‘Sanitizing’ functional genomics data may prevent privacy breaches | Spectrum | Autism Research News

January 16, 2021


The new data ‘sanitization’ technique obscures regions of a
participant’s genome in a dataset to secure her privacy, and may encourage more people to participate in genetic studies, says lead investigator Mark Gerstein, professor of biomedical informatics at Yale University.

“If someone hacks into your email, you can get a new email address; or if someone hacks your credit card, you can get a new credit card,” Gerstein says. “If someone hacks your genome, you can’t get a new one.”

To determine which information and how much of it should remain private to prevent a linkage attack, Gerstein and his colleagues performed linkage attacks on existing genetic datasets. In one sample attack, they compared two publicly available databases and RNA sequencing results to successfully identify 421 individuals.

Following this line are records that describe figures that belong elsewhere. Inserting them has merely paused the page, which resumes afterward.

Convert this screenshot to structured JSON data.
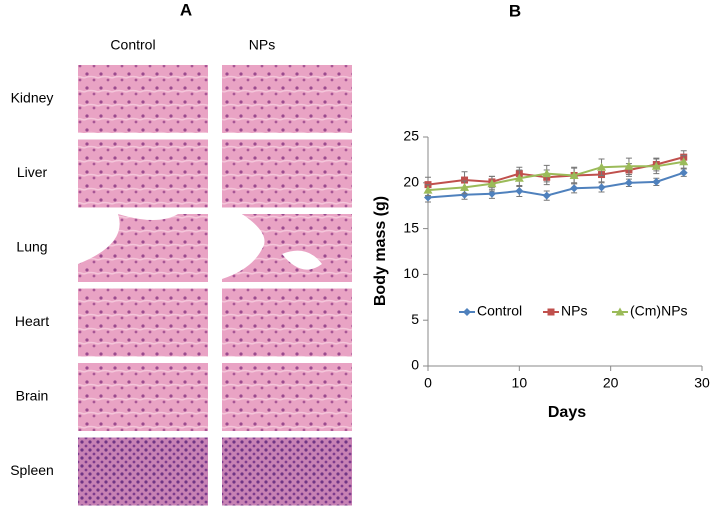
{
  "panel_a": {
    "label": "A",
    "columns": [
      "Control",
      "NPs"
    ],
    "rows": [
      "Kidney",
      "Liver",
      "Lung",
      "Heart",
      "Brain",
      "Spleen"
    ]
  },
  "chart_data": {
    "type": "line",
    "label": "B",
    "xlabel": "Days",
    "ylabel": "Body mass (g)",
    "x": [
      0,
      4,
      7,
      10,
      13,
      16,
      19,
      22,
      25,
      28
    ],
    "series": [
      {
        "name": "Control",
        "color": "#4f81bd",
        "marker": "diamond",
        "values": [
          18.4,
          18.7,
          18.8,
          19.1,
          18.6,
          19.4,
          19.5,
          20.0,
          20.1,
          21.1
        ],
        "errors": [
          0.5,
          0.5,
          0.5,
          0.6,
          0.5,
          0.5,
          0.5,
          0.4,
          0.4,
          0.4
        ]
      },
      {
        "name": "NPs",
        "color": "#c0504d",
        "marker": "square",
        "values": [
          19.8,
          20.3,
          20.1,
          21.0,
          20.6,
          20.8,
          20.9,
          21.4,
          22.0,
          22.8
        ],
        "errors": [
          0.8,
          0.9,
          0.6,
          0.7,
          0.8,
          0.9,
          0.8,
          0.7,
          0.7,
          0.7
        ]
      },
      {
        "name": "(Cm)NPs",
        "color": "#9bbb59",
        "marker": "triangle",
        "values": [
          19.2,
          19.5,
          19.9,
          20.5,
          21.0,
          20.8,
          21.7,
          21.8,
          21.8,
          22.3
        ],
        "errors": [
          0.6,
          0.7,
          0.8,
          0.9,
          0.9,
          0.8,
          0.9,
          0.9,
          0.8,
          0.7
        ]
      }
    ],
    "xlim": [
      0,
      30
    ],
    "xticks": [
      0,
      10,
      20,
      30
    ],
    "ylim": [
      0,
      25
    ],
    "yticks": [
      0,
      5,
      10,
      15,
      20,
      25
    ],
    "grid": false,
    "legend": "bottom"
  }
}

In another linkage attack, Gerstein’s team sequenced the RNA of two volunteers and shuffled these data into a larger dataset. They then obtained DNA samples from the volunteers’ used coffee cups and sequenced their genomes. Again, they could link the two individuals to their genomes with a high degree of certainty.

Based on what they learned from the mock linkage attacks, Gerstein’s team developed a technique to mask some variants from a person’s genetic data while preserving where those variants are located in the genome. To do this, they replace the genetic variant of concern with one from a reference genome; which variants are removed depend on the genetic conditions or predispositions someone’s genetic data reveals.

Introducing too many of these privacy-masking variants can decrease the usefulness of the data. But Gerstein’s team struck a balance that enables researchers to obtain data on gene-expression values but also enables study participants to dictate how much of their genetic information they wish to keep hidden.